A 2014 settlement, averting a potential lawsuit on fair-housing issues organized by the coalition BrooklynSpeaks, set a new 2025 timeline for the affordable units and also established an advisory body, the Atlantic Yards Community Development Corporation (AY CDC). Documents released by the developer suggested that the entire project would be finished by 2025, with the affordable units coming significantly in towers over the Vanderbilt Yard, which requires an expensive deck.
However, delays in the project upended that schedule. Now the project, including the "park"--actually privately managed, publicly accessible open space--could take until 2035. If so, that means the affordable units would be delivered before project completion.
It also raises the possibility that, if buildings after 2025 contain affordable units, the entire project--slated for 6,430 total apartments, 2,250 of them affordable--might contain a larger number of such units. That said, the devil's in the details: so far, the affordable units have not conformed to the configuration long promised but rather skewed to middle-income units, most aimed at households earning at least six figures.
The AY CDC, as I've reported, has added occasional transparency but been mostly toothless.
Who owns what?
The original developer, Forest City Ratner (later Forest City New York), the New York arm of Forest City Enterprises (later Forest City Realty Trust), in 2014 sold 70% of the project going forward to Greenland USA, an arm of Greenland Group, owned in significant part by the government of Shanghai.
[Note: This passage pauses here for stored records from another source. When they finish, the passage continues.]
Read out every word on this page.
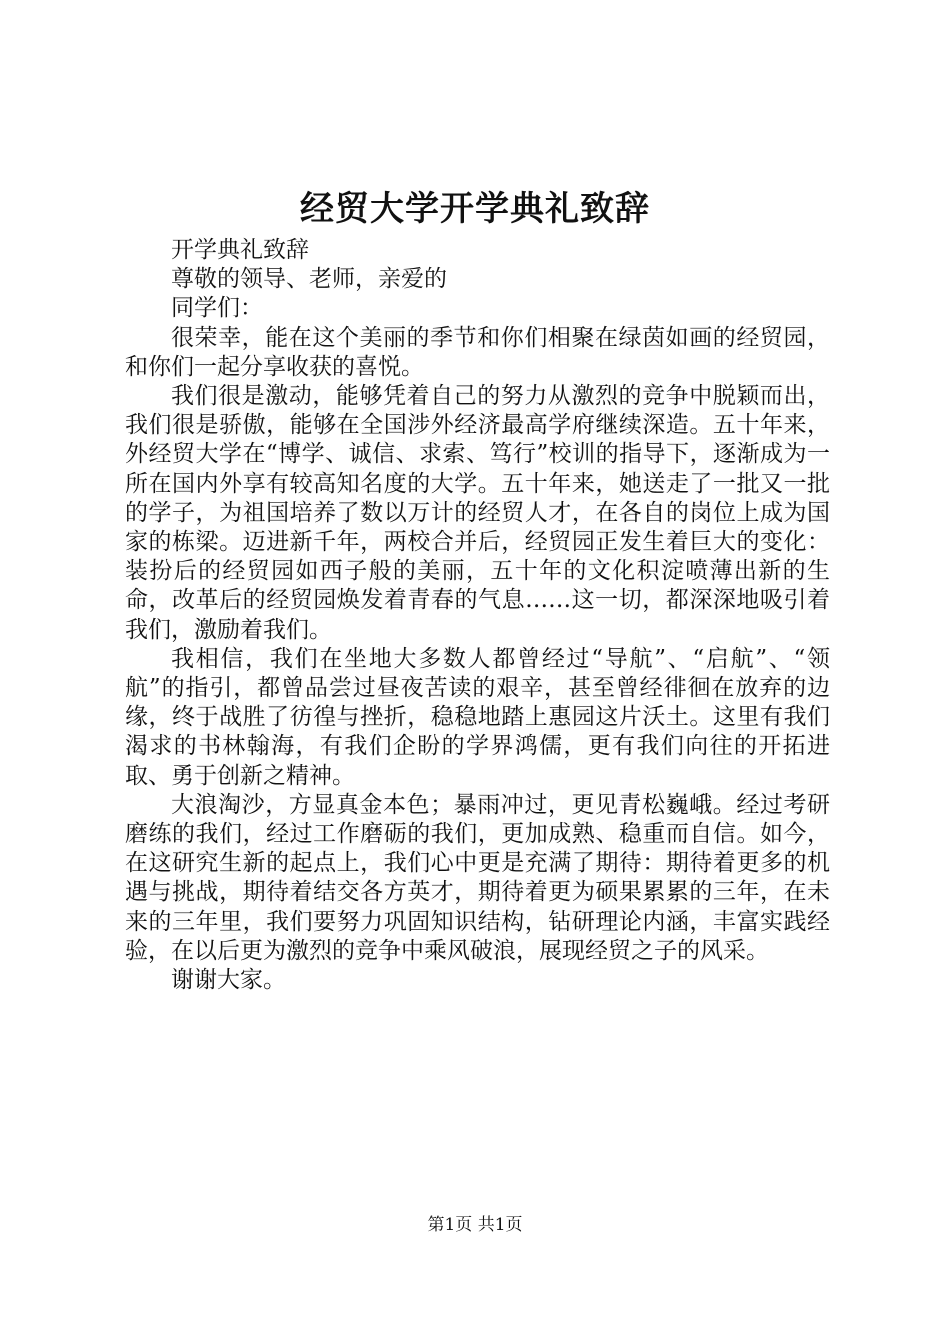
经贸大学开学典礼致辞

开学典礼致辞

尊敬的领导、老师，亲爱的

同学们：

很荣幸，能在这个美丽的季节和你们相聚在绿茵如画的经贸园，和你们一起分享收获的喜悦。

我们很是激动，能够凭着自己的努力从激烈的竞争中脱颖而出，我们很是骄傲，能够在全国涉外经济最高学府继续深造。五十年来，外经贸大学在“博学、诚信、求索、笃行”校训的指导下，逐渐成为一所在国内外享有较高知名度的大学。五十年来，她送走了一批又一批的学子，为祖国培养了数以万计的经贸人才，在各自的岗位上成为国家的栋梁。迈进新千年，两校合并后，经贸园正发生着巨大的变化：装扮后的经贸园如西子般的美丽，五十年的文化积淀喷薄出新的生命，改革后的经贸园焕发着青春的气息……这一切，都深深地吸引着我们，激励着我们。

我相信，我们在坐地大多数人都曾经过“导航”、“启航”、“领航”的指引，都曾品尝过昼夜苦读的艰辛，甚至曾经徘徊在放弃的边缘，终于战胜了彷徨与挫折，稳稳地踏上惠园这片沃土。这里有我们渴求的书林翰海，有我们企盼的学界鸿儒，更有我们向往的开拓进取、勇于创新之精神。

大浪淘沙，方显真金本色；暴雨冲过，更见青松巍峨。经过考研磨练的我们，经过工作磨砺的我们，更加成熟、稳重而自信。如今，在这研究生新的起点上，我们心中更是充满了期待：期待着更多的机遇与挑战，期待着结交各方英才，期待着更为硕果累累的三年，在未来的三年里，我们要努力巩固知识结构，钻研理论内涵，丰富实践经验，在以后更为激烈的竞争中乘风破浪，展现经贸之子的风采。

谢谢大家。

第1页 共1页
That sale excluded the B2 tower, 461 Dean Street, owned by Forest City (and later sold to Principal Global Investors), and the Barclays Center operating company, at that point majority owned by Forest City, but later sold to the minority owner, Mikhail Prokhorov's Brooklyn Sports & Entertainment, now BSE Global. (Prokhorov may sell that operating company to minority--and expected future full--Brooklyn Nets owner Joe Tsai.)
In early 2018, Greenland bought all but 5% of Forest City's share. Since then, Greenland leased development sites B12 and B13, on the southeast block, to developer TF Cornerstone, and B15, across from the arena, between Dean and Pacific streets, to developer The Brodsky Organization. Greenland is also partnering with Brodsky, the terms not so clear, on building B4, a giant tower at the northeast corner of the arena block.
It wouldn't be surprising to see future deals being made, involving joint ventures or full leases.
A note on the hosts
I wasn't involved in organizing this, but it's interesting to see that the Boerum Hill Association, part of the BrooklynSpeaks coalition, is allying with the Fort Greene Association, the North Flatbush BID, and the North Prospect Heights Association.
The latter organization, formerly the Dean Street Block Association, represents residents closest to the project, and, as the settlement approached in 2014, left the Prospect Heights Neighborhood Development Council (PHNDC) rather endorse the settlement, believing that the AY CDC wouldn't provide sufficient oversight of untoward impacts. It also called for an impartial environmental monitor to oversee the site.
Bottom line: groups representing people in Prospect Heights are not necessarily on the same page.